Mr Ward asked what evidence there was that Mr Lewis’s company had not made “excessive profits” from the school which now stands on the site.

His speech also raised the issue of Mr Lewis’ involvement in the Kings Science Academy. He is the school’s executive patron and the DfE has said it wrongly believed he was chairman of governors for a year after being told this by the school on October 2011. It says it discovered in October 2012 it had been misinformed.

The department now says the school had no chairman of governors in its first year.
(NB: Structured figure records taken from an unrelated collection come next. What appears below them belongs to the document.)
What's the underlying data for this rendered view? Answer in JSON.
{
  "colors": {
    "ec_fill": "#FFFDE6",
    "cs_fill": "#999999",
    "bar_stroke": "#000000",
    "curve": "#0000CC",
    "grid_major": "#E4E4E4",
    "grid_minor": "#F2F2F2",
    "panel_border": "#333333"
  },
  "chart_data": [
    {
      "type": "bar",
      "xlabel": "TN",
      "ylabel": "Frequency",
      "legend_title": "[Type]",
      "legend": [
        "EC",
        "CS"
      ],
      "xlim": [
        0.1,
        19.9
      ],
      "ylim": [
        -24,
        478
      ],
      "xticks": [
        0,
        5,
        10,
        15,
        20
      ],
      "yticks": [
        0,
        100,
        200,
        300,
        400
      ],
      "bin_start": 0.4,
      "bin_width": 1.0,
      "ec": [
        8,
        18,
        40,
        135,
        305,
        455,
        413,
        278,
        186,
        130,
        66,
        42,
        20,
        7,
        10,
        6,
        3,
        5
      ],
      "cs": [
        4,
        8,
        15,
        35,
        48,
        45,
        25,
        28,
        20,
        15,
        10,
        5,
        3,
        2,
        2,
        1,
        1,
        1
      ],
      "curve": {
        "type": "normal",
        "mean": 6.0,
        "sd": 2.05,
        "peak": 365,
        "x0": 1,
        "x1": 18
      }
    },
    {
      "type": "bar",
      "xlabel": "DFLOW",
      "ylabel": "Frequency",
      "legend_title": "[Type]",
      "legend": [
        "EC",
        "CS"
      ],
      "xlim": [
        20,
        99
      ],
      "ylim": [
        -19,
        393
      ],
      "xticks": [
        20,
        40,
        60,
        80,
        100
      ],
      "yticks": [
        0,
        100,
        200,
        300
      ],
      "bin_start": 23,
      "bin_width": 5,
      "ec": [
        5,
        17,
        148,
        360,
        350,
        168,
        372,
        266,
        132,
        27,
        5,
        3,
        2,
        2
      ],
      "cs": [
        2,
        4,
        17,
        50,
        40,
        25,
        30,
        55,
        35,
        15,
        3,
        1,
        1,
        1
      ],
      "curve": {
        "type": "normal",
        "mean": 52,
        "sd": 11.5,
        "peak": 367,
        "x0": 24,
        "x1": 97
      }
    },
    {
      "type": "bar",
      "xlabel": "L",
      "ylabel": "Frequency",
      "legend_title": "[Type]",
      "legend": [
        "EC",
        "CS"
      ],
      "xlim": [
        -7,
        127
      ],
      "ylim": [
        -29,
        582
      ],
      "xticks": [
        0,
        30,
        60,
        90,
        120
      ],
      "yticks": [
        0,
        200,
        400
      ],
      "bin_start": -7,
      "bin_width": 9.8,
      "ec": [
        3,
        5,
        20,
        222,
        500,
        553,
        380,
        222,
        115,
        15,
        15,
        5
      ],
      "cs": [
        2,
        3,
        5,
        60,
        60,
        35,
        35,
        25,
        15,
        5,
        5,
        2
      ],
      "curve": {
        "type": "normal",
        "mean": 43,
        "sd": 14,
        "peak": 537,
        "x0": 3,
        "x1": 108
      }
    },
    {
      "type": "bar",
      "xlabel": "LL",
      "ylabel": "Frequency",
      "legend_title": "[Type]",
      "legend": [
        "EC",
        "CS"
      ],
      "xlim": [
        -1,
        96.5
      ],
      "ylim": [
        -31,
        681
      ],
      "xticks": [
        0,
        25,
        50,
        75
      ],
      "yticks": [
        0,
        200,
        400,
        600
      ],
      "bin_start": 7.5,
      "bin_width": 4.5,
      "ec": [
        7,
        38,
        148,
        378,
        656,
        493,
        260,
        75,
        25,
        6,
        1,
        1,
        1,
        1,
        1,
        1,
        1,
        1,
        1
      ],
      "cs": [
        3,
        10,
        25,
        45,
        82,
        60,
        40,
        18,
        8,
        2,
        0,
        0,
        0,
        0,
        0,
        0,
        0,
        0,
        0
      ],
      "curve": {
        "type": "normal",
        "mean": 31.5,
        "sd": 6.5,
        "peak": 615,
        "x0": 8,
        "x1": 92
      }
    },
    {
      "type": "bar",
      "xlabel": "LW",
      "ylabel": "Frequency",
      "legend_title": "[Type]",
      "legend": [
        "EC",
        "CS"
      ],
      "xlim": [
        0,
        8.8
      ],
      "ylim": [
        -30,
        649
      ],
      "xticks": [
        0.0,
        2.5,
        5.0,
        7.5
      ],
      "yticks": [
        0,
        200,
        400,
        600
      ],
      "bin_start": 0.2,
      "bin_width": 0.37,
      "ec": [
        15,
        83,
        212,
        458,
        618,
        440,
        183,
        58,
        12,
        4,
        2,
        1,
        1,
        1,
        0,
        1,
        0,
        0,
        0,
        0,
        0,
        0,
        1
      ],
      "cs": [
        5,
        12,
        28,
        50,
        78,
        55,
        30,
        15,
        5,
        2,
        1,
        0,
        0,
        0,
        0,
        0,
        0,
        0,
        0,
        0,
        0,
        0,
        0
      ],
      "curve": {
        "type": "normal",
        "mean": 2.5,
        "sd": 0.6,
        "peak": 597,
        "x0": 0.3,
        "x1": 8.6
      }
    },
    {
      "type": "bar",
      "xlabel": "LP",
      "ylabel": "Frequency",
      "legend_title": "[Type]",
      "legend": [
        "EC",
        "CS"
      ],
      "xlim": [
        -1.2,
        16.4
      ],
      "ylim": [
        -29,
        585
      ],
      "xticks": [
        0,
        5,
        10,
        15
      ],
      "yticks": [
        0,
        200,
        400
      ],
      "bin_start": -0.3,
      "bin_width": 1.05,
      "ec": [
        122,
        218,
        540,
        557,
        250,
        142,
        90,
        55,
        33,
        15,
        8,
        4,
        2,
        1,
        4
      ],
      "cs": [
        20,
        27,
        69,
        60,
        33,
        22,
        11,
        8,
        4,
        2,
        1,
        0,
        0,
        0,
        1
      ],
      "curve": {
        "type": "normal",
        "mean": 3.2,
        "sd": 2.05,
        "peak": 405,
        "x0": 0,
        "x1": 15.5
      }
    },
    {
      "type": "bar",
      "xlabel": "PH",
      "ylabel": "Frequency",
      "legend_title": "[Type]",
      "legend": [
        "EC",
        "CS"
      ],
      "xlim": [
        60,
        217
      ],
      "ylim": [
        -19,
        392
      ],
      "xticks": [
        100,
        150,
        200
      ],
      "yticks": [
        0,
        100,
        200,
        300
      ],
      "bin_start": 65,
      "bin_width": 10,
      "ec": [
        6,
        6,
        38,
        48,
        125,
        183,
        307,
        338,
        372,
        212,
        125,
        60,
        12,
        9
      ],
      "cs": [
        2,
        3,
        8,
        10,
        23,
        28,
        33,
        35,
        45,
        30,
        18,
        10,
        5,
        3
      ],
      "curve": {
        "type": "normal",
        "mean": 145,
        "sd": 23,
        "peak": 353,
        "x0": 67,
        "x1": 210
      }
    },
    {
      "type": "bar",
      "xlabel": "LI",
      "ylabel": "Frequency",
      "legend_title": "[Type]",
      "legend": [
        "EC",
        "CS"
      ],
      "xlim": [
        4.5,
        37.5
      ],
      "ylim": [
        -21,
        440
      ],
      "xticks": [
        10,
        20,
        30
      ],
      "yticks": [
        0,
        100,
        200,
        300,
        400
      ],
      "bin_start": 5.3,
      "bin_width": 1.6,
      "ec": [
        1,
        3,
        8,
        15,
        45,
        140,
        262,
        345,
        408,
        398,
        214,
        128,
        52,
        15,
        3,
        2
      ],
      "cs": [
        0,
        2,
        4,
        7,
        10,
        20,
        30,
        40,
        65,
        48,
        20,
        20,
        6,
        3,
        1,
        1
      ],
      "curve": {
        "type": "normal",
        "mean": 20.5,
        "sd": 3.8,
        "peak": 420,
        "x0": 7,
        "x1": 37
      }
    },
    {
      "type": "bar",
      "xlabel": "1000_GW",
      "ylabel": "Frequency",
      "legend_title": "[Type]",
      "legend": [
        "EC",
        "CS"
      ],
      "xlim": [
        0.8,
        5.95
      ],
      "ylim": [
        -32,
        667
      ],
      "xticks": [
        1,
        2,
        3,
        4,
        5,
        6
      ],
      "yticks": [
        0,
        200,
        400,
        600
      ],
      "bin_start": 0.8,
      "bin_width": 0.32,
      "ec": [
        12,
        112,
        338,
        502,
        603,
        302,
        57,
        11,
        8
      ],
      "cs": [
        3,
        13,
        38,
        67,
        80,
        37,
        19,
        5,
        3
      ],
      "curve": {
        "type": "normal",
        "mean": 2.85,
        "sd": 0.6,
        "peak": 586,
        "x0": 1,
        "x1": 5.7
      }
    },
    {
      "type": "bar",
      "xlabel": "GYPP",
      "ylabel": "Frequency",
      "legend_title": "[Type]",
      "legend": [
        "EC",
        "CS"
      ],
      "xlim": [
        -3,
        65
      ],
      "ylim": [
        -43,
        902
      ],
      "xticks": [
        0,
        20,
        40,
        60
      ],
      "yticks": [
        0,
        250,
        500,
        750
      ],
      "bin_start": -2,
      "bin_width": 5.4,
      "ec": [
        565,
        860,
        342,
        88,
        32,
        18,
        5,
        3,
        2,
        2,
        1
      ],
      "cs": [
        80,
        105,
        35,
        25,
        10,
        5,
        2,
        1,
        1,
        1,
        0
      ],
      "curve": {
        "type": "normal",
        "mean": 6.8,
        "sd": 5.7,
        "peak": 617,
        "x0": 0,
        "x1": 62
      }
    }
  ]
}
Mr Lewis has denied he was ever the chairman or ever had responsibility for the school’s financial management and governance.

Mr Ward said: “I have evidence of an email to the DfE which has been amended by Mr Lewis so that it now shows him as the chair of the governing body.”

He also referred to a DfE letter he had seen which he claimed shows Mr Lewis was the “key individual” for receiving financial reports about the school. Commenting on the DfE’s official position, he said: “How on earth can the DfE have mistakenly believed a vice chair of the Conservative Party was chairman of governors for 12 months?”

During the debate George Galloway, the Respect MP for Bradford West, suggested Mr Gove could not come clean about what was happening at the school for “party political reasons”. Speaking to Mr Ward he said: “The more that you speak the more I am bound, I think, to ask you if you agree with me that it’s already obvious that the nub of this question is that Alan Lewis is a very senior member of the Conservative Party and that the Secretary of State for Education simply could not, for party political reasons, come clean with the people of Bradford and MPs on this matter.”

Mr Ward replied: “It’s an excellent point because all the way through this you have to ask ‘why?’ There must have been a justification for the cover-up and it can only have been two things, really – because this was such a flagship policy for the Conservative Party that they couldn’t afford the embarrassment or secondly because of Alan Lewis’s involvement and his association with the Tory Party.”

The Lib Dem MP also asked why the school’s principal Sajid Raza had been allowed to remain in post after the DfE’s audit.

Criticising the DfE’s handling of the case Mr Ward highlighted a Yorkshire Post exclusive which showed that after the DfE reported the matter to national fraud centre Action Fraud, it was told in an update the matter was only being dealt with as an information report. The DfE were also told it would not be investigated by police unless it was reported as a crime. Seven weeks later, however, when the DfE investigation was leaked, the department put out a statement which said police had been informed and decided no further action was necessary. It then came to light a week later that Action Fraud had wrongly record the matter as an information report. West Yorkshire Police are now investigating and Mr Raza has been arrested and released on bail.

Schools Minister David Laws said when the matter was reported to Action Fraud, the DfE also contacted West Yorkshire Police to check it had reported the matter properly, saying if there had been an attempt to cover up matters that second call would have been unlikely to have happened. He praised the school’s current chairman of governors John Bowers, who was appointed after irregularities came to light, for his work improving governance. Mr Laws also said the cost of the lease on the school site was set after an independent valuation.